How would anthropic increase future profits without satisfying customers?
Well sure, all market signals should be considered. As a casual observer, my received signals have been indicating that AI is getting sold at a loss to get market share, and more recent signals have indicated that users are really really sensitive to both costs and performance.
The weakest signal to me is investor money, because when you think of it, investors are betting on a future that may or may not be there. Heck even trends aren't guaranteed, "past performance is no guarantee etc etc"
Have you seen the business models for these companies? Literal underpants gnome memes. OpenAI's goes like this:
1. Build AGI
2. Use said AGI to tell us how to become profitable
3. Profit!
Anthropic seems to be going all in on enterprise sales. Which means they don't actually have to please customers, or it's what ThePrimeagen humorously calls a "yacht problem"—a problem that only needs a solution after the IPO. For now all they have to do is convince corporate leadership that this is the future of work and sow enough FOMO to close those sales contracts and their projected sales, and stock valuation, goes through the roof.

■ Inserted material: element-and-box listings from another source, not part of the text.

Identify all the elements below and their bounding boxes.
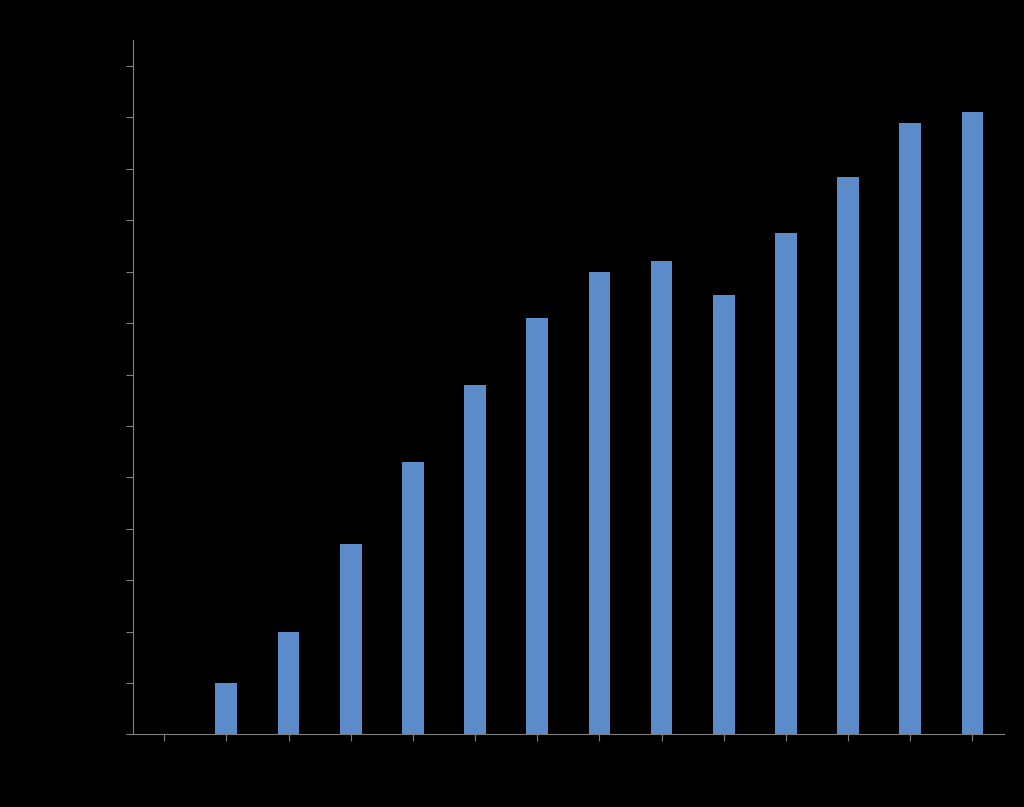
Bar bbox=[402, 462, 424, 734]
Bar bbox=[215, 683, 238, 734]
Bar bbox=[340, 544, 361, 734]
Bar bbox=[899, 123, 922, 734]
Bar bbox=[775, 233, 797, 734]
Bar bbox=[962, 112, 983, 734]
Bar bbox=[464, 385, 486, 734]
Bar bbox=[713, 295, 734, 734]
Bar bbox=[589, 272, 610, 734]
Bar bbox=[278, 632, 299, 734]
Bar bbox=[526, 318, 548, 734]
Bar bbox=[838, 177, 859, 734]
Bar bbox=[650, 261, 673, 734]
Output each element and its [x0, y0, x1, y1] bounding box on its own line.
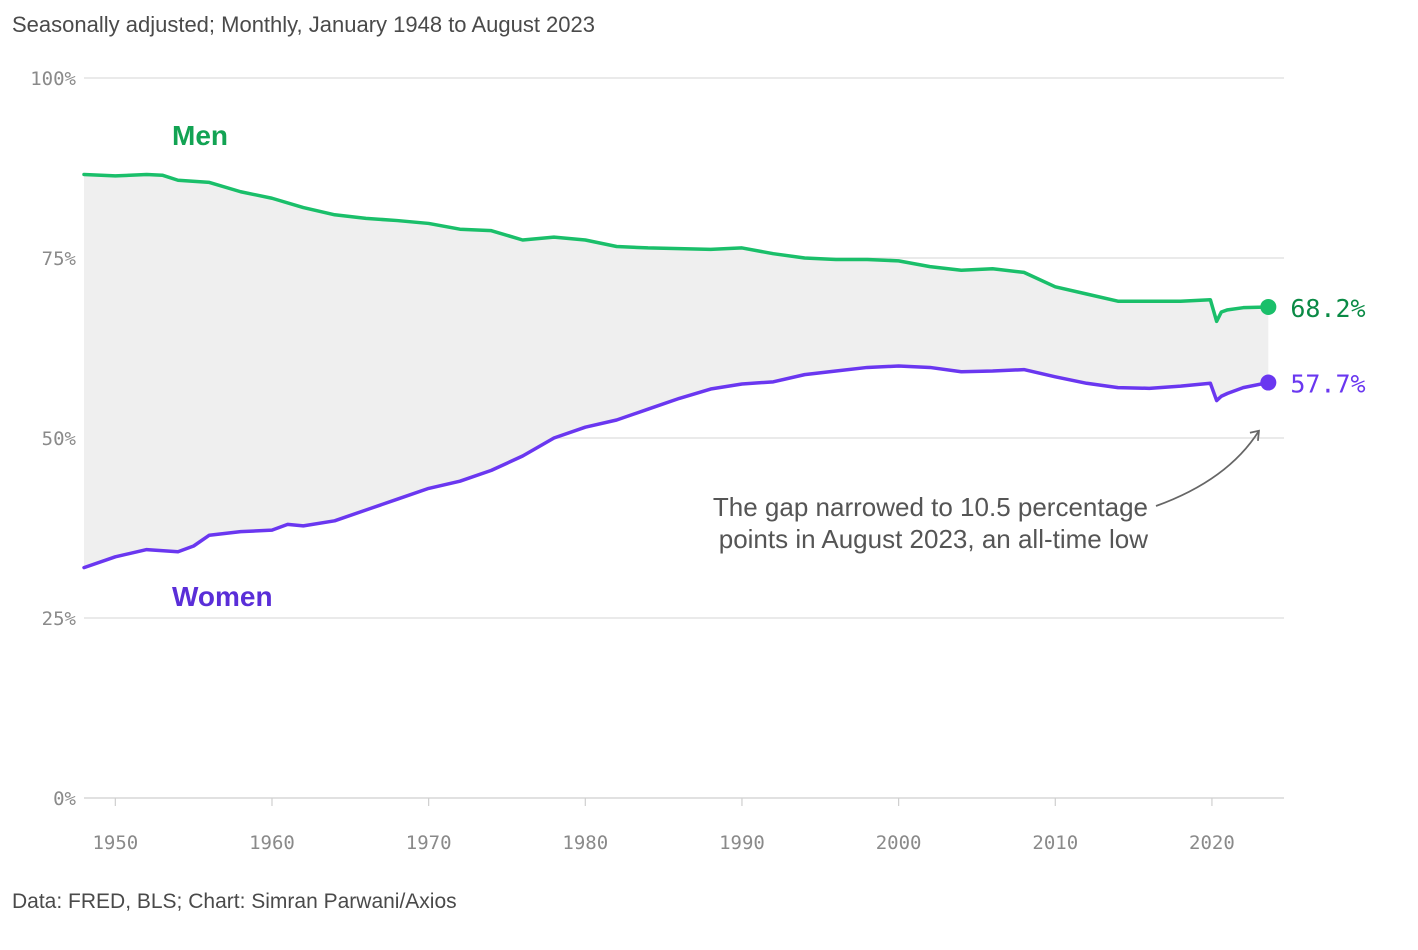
x-tick-label: 2010 — [1032, 832, 1078, 854]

Of course that value will collapse if they go without delivering on their promises long enough. That's why they call it a bubble. But by then, hopefully, Dario and the early investors will be long gone and even richer than they were to start. Their only competitor, OpenAI, is confronted with the same issues: the scalability problems won't go away, and addressing them doesn't drive stock valuation the way promising high rollers that AGI and total workforce automation are just around the corner does.
It doesn't matter if it is in Anthropic's interest to screw its customer base, if their reported monthly revenue growth is accurate then it makes perfect sense why Claude would be getting dumber...
Demand is way up and compute supply is extremely limited because data center buildouts can't keep up with demand.
In the face of rising demand and insufficient compute their only practical options (other than refusing new business until demand can be met) are signicantly raising the price of tokens (and more tighly limiting subscription options) or doing behind the scenes inference optimizations that are likely to make the model dumber.
It is very easy to believe that they took the route of inference optimizations that have reduced quality of the service and that that is where the perceived enshittification is coming from.
> Are there more people whose work on a project has been taken away by AI bots?
Of course, what worked me and what allows me to keep my sanity in my case of project owner coming in and remodeling half of the codebase over the weekend with CC is that I mentally ceded "ownership" of the project code, that is, I'm no longer feeling that I'm responsible for what is there and how it is structured. And there are tests.
Apart from that I can say that I empathize with you because I know that initially it feels awful, like loosing some part of agency and also to some degree humiliating when looking that something carefully and meticulously designed is restructured, replaced or thrown away so quickly and carelessly.
What also helps is changing mental model and perceiving oneself as controller who overviews process of "shaping" code as whole, in its big mass, to behave in certain way instead of keeping mentally attached to some part of it because "I designed it".
>when looking that something carefully and meticulously designed is restructured, replaced or thrown away so quickly and carelessly.
That’s just a trend that has been accelerating for a while now. Make things quick, quality and longevity are qualities of the past. Is better to give a bad solution quickly than having to stop to think.